Question
BL Fact Pattern Part A. Tired of the lack of quality chocolates at international music festivals, Paul, John, George and Ringo decide to form a
BL Fact Pattern
Part A. Tired of the lack of quality chocolates at international music festivals, Paul, John, George and Ringo decide to form a business specializing in the manufacture of delicious dark chocolate truffles. Paul, John, George and Ringo, each want to participate in the management and control of the business but also wants to limit his personal liability for any wrongdoing of the business. What type of business should they form and why? What filings, if any, should they make to form this business? What liabilities, if any, will each of them have if the company's dark chocolate truffles cause anyone to become seriously ill? If Paul, John, George and Ringo wanted to legally protect their recipe for the company's dark chocolate truffles, what should they do and why?

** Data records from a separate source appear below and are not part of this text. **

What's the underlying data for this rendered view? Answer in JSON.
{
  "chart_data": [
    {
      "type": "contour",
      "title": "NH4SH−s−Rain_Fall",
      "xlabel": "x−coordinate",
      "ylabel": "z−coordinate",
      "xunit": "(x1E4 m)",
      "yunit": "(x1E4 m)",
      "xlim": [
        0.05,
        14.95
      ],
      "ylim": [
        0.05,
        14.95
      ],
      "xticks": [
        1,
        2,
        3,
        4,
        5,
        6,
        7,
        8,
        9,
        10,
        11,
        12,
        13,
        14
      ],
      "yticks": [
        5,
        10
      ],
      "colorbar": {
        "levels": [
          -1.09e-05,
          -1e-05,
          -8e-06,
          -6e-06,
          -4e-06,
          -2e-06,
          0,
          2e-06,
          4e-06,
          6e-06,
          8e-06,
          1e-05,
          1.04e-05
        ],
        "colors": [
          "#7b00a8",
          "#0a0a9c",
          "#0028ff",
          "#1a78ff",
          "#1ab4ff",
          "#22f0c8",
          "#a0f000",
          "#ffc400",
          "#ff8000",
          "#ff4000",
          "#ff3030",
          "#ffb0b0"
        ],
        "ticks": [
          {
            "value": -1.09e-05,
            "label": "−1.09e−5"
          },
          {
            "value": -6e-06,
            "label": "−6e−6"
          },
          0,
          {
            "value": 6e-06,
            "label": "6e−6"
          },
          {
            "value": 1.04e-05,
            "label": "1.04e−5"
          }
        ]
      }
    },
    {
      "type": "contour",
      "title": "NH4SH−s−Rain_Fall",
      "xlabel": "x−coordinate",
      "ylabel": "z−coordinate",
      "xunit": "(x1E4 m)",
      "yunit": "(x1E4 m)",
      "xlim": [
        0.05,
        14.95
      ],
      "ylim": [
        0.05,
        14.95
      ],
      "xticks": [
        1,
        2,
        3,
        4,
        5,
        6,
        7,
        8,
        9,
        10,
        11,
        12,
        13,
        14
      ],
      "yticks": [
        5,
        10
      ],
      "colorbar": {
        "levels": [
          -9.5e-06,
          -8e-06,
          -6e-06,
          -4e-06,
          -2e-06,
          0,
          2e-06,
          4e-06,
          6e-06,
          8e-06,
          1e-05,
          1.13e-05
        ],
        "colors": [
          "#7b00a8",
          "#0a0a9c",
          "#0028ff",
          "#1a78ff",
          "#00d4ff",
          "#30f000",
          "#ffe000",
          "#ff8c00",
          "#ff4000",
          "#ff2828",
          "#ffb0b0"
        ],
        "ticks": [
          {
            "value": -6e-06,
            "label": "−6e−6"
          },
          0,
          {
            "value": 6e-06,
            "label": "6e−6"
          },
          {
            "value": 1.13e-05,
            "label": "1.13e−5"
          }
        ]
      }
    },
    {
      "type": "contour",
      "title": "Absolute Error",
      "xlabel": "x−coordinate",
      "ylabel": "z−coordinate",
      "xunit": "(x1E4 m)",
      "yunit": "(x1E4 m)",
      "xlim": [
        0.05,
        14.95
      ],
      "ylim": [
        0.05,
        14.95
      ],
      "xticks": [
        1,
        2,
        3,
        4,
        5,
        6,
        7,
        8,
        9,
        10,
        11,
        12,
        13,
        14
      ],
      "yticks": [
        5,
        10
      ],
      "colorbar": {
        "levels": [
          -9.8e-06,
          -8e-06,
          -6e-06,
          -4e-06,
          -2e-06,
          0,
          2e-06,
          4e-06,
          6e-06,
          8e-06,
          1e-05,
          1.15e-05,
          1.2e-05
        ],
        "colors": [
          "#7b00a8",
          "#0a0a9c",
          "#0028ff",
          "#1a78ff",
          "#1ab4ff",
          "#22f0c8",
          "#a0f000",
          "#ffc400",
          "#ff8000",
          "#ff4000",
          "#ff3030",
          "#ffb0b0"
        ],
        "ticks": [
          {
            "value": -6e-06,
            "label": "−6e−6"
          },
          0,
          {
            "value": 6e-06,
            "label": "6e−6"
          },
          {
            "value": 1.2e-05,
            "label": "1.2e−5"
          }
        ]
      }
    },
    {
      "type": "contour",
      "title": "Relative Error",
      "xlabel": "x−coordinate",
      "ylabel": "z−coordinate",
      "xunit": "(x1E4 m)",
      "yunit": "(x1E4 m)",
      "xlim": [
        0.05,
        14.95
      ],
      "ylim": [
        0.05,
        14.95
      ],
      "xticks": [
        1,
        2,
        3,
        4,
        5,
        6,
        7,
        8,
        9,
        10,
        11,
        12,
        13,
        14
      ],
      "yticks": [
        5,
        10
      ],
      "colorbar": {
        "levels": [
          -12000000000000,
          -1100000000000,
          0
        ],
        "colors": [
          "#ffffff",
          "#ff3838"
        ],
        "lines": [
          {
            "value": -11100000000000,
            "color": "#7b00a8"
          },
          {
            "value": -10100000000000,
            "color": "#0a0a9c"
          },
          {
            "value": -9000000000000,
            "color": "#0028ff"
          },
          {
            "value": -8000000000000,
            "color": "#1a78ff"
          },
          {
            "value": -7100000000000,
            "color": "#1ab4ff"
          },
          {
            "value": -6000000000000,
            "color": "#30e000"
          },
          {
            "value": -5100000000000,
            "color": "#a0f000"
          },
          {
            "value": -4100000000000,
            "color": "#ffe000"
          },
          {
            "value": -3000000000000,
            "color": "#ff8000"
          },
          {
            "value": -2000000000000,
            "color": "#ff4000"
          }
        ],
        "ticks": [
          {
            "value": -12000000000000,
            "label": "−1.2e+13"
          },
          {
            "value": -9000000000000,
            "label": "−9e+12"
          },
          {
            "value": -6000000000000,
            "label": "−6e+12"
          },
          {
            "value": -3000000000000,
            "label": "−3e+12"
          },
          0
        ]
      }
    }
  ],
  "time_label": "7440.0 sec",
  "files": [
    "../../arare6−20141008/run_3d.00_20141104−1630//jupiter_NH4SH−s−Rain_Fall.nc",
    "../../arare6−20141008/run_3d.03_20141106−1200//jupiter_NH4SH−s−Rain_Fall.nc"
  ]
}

What else can they do to protect their intellectual property assets? Give examples.
Part B. Assume that Paul, John, George and Ringo chose a business corporation as their choice of entity after consultation with their outside counsel. Their dark chocolate truffles business takes off and has become very successful. Paul, John, George and Ringo serve as the officers and directors of the corporation and each own 25% of the outstanding equity stock of the corporation. Assume you have been hired as a paralegal for their new legal department. The corporation currently has 275,000 shares of authorized capital stock and has issued all 275,000 shares to investors. You learn that the Paul, John, George and Ringo have decided to sell additional shares of stock to a group of private investors to raise money for the corporation to expand their truffle production. The General Counsel of the corporation comes to you and asks for your help with certain matters: What steps will the corporation have to do to enable the corporation to sell shares of stock to the new private investors? What characteristics or attributes should these new private investors have? If the corporation decides to "go public" (i.e., sells shares of stock to public investors) what federal and state securities laws will the company have to comply with and why?